These are my notes from discussion section number 7 of Harvard’s Chemistry 101: Chemical Biology Towards Precision Medicine course, taught by Edward Harvey and Chris Gerry on October 20, 2015.


Here are distinctions between a few related terms:

  • small molecule is the most general term, pretty much just any molecule less than an MW of say 1,000 or 1,500 Da.
  • probe is any small molecule with specific activity on a specific target, potentially usable in chemical biology experiments.
  • lead is a high throughput screening hit that has gone through at least some amount of optimization or improvement since the initial hit.
  • drug is an FDA-approved drug. A compound in clinical trials is still just a drug candidate, not a drug.

An R01 is intended to be ~$500,000 in funding, to support three scientists for three years. The scope of a proposal should match this level of effort.

Does DOS work?

Q. Has diversity-oriented synthesis yielded any useful probes or drugs?

A. Yes! We discussed about 10 different examples in class. All of them have at least some interesting stereochemistry typically lacking in commercial libraries. Several also have larger (>6 member) heterocycles that are relatively rare in commercial libraries.

Discussion of azetidine paper [Lowe 2012]

The authors set out to generate a library that was diverse yet optimized for likelihood of crossing the blood brain barrier. Because many known CNS-permeable molecules contain an azetidine scaffold or a phenylethylamine motif, they started with azetidine as the core of their synthesis strategy. To avoid having to do every reaction separately in separate round-bottom flasks and then purify each one after each step, they used solid supports. Each scaffold was attached to a SynPhase Lantern as a solid support. You basically just do every reaction linearly and wash out reactants after each step, then do the next step, then cleave off the lantern as the last step.

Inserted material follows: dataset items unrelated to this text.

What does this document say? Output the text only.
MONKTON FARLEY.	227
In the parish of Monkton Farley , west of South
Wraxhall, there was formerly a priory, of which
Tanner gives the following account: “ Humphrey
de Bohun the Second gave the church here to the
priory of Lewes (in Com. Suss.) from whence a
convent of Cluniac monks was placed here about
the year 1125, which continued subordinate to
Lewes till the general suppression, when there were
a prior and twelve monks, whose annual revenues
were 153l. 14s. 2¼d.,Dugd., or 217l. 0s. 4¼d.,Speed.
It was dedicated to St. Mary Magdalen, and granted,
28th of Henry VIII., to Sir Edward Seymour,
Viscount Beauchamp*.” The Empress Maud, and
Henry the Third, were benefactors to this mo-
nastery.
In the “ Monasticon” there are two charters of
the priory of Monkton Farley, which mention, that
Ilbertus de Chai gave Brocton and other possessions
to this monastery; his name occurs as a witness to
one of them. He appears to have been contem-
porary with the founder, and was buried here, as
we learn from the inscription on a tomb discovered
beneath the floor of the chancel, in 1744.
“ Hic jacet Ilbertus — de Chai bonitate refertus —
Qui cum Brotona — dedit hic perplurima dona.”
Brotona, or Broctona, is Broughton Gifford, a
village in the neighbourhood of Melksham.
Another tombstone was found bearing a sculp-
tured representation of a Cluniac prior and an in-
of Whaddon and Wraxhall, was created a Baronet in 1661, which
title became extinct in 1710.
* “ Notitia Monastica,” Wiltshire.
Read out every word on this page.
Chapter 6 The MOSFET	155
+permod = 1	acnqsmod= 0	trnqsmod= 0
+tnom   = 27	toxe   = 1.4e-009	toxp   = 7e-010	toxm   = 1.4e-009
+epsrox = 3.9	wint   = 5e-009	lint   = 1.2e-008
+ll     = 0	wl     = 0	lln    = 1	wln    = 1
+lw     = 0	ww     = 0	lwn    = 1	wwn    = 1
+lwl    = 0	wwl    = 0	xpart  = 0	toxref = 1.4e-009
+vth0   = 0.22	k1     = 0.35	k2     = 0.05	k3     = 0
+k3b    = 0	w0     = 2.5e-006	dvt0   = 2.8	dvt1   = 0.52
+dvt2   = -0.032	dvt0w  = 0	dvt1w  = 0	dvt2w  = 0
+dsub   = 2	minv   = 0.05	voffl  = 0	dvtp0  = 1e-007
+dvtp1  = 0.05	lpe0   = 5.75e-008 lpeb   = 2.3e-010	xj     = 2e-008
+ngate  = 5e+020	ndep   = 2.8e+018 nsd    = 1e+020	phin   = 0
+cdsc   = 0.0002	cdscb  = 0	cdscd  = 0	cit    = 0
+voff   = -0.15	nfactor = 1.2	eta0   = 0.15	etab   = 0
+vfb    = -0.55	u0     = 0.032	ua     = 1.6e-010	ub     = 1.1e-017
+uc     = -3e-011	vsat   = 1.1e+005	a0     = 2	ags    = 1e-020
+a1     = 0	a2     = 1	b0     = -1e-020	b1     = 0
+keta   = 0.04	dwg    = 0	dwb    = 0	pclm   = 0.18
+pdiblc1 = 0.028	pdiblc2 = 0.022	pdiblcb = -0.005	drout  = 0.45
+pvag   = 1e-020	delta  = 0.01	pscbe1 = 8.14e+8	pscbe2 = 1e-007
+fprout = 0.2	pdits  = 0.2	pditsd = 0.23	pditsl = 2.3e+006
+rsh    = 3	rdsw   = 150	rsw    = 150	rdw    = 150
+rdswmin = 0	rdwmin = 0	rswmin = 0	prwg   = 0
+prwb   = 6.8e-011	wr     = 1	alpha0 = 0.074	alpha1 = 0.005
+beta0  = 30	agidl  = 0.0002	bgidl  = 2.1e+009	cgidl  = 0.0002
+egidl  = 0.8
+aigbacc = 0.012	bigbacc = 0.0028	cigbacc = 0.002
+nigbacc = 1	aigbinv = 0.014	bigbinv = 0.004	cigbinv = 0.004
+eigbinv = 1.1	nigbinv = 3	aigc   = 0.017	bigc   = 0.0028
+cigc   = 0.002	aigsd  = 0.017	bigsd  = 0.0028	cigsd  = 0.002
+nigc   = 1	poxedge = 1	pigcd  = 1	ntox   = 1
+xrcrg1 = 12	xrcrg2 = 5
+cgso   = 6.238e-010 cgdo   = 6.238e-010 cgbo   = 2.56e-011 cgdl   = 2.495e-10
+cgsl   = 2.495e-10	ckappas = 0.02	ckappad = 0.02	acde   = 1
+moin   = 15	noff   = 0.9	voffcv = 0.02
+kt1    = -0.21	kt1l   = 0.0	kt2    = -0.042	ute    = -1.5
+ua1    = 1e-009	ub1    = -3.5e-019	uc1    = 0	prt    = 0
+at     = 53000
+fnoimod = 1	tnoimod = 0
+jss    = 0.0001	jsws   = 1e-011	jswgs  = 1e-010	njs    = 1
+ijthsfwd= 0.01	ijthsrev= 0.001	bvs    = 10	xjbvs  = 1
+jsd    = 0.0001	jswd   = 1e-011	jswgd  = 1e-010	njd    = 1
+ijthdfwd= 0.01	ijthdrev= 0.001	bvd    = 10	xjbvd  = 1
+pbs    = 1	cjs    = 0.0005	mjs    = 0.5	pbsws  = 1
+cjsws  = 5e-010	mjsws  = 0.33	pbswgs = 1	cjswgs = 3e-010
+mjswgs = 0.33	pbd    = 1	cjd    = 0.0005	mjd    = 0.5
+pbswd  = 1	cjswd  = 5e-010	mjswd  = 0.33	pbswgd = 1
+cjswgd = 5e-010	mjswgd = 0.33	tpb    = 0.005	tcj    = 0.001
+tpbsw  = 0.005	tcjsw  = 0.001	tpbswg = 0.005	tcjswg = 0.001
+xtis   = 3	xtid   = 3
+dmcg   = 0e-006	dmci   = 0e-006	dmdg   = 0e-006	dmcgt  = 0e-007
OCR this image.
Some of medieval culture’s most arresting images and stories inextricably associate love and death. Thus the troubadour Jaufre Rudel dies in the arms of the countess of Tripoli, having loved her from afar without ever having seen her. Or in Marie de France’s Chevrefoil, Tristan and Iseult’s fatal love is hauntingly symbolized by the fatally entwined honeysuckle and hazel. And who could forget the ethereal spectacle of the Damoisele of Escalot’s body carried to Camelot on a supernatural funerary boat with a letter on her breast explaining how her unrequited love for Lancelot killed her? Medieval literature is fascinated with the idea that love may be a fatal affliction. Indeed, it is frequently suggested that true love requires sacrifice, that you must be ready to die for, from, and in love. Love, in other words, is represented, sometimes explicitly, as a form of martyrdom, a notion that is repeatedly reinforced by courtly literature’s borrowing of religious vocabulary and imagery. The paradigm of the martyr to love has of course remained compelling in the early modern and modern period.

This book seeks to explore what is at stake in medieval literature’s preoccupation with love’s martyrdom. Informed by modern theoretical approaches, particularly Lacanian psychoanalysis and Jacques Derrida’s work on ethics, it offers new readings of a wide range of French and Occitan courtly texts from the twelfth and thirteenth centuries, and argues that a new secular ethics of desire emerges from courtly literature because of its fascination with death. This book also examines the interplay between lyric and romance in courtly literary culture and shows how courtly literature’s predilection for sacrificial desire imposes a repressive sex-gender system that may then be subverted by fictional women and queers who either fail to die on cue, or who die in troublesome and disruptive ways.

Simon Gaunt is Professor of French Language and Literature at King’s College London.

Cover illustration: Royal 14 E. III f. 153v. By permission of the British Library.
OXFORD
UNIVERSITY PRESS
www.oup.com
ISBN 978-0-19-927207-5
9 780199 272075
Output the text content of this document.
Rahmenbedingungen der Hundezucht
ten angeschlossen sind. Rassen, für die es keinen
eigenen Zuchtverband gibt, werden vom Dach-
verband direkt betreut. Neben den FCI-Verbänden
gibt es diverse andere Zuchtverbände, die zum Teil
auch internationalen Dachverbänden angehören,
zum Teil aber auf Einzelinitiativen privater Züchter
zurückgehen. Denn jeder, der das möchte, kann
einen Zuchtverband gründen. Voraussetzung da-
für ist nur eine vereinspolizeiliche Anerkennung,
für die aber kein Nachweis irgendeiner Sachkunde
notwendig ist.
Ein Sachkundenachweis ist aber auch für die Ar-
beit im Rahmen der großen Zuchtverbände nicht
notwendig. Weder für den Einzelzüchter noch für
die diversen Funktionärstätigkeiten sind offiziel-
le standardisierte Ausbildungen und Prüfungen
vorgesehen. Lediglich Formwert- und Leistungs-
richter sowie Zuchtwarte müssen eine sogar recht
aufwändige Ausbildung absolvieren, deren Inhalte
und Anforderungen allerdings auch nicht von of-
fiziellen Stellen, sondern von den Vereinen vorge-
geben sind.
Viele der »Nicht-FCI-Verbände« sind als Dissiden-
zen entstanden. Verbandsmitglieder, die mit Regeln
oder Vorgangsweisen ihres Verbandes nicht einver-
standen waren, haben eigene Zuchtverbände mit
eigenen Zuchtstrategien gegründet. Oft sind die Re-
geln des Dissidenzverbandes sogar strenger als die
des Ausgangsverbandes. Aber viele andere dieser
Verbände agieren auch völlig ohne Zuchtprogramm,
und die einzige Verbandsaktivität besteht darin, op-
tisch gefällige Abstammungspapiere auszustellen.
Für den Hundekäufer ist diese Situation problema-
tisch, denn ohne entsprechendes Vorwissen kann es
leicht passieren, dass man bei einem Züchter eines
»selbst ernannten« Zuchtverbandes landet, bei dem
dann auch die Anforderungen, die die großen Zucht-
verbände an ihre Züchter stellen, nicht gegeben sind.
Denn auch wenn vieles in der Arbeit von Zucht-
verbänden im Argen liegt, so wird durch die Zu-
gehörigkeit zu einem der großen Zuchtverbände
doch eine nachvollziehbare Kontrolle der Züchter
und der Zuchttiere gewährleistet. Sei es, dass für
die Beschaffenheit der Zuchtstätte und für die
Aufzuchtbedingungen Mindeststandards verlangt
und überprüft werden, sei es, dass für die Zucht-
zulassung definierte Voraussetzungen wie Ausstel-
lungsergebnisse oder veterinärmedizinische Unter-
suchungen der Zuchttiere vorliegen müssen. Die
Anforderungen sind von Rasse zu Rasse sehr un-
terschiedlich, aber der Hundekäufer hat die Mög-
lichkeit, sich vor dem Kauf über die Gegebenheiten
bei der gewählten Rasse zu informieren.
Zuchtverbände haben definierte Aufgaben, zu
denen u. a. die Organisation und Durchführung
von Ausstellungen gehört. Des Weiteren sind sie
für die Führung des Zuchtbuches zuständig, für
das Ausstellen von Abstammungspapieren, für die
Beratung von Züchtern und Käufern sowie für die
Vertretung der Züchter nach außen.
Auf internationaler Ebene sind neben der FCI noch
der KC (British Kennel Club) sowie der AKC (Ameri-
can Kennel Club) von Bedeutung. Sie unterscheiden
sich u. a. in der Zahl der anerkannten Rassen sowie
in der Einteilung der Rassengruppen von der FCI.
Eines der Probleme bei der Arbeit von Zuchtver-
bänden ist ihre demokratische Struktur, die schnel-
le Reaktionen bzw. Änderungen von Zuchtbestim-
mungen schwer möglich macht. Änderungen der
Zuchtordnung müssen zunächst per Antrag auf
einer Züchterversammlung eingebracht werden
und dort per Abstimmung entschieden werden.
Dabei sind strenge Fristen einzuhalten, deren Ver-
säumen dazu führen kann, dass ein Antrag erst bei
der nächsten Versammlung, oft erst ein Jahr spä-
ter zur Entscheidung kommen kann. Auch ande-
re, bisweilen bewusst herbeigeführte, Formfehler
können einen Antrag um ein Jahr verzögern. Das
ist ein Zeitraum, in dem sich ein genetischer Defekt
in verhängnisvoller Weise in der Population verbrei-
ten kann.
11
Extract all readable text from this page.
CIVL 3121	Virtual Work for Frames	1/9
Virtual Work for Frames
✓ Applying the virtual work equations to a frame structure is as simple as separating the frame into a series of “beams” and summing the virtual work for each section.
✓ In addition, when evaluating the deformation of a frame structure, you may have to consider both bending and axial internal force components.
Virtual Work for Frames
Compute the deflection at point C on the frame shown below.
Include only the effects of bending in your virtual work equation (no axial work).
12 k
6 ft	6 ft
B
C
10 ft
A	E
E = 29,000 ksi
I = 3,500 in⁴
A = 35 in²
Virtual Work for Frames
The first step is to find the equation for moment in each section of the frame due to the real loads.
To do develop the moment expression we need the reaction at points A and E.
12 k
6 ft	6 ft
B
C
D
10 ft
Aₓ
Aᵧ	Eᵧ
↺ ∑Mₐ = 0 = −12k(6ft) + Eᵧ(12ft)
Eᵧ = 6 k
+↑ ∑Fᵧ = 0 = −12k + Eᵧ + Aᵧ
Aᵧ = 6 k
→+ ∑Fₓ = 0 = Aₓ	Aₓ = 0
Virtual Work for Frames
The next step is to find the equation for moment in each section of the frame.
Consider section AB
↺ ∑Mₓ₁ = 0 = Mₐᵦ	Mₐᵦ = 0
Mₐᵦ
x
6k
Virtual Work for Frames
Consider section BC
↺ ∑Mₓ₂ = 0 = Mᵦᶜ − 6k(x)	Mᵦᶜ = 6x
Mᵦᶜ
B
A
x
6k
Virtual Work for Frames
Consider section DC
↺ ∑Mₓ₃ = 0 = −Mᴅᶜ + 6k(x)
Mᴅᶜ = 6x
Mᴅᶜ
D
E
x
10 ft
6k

Potential project ideas based on this paper:

  • Profile biological activity of this library in cells using gene expression and cell morphology measurements, to see if the compounds have any novel mechanisms of action, or perhaps known mechanisms of action that had never previously been achieved with a BBB-permeable compound.
  • Generating new cheminformatic complexity metrics to describe the complexity of these compounds, and seeing if that correlates with performance diversity from above.
  • Pfizer once found that only 74% of its FDA-approved CNS drugs met the a priori criteria for CNS penetrance that are used, for instance, in this paper [citation needed]. Therefore there is much work to be done on improving the list of rules that people use to generate potential CNS compounds. However, it is not clear to me that there is any public dataset with sufficient in vivo data on CNS penetrance that you could use to train a model. Denise speculated that if you had access to all the proprietary data of every drug company, there might be in total as many as 100,000 compounds that have been tested in mice for BBB permeability — but none of those data are public.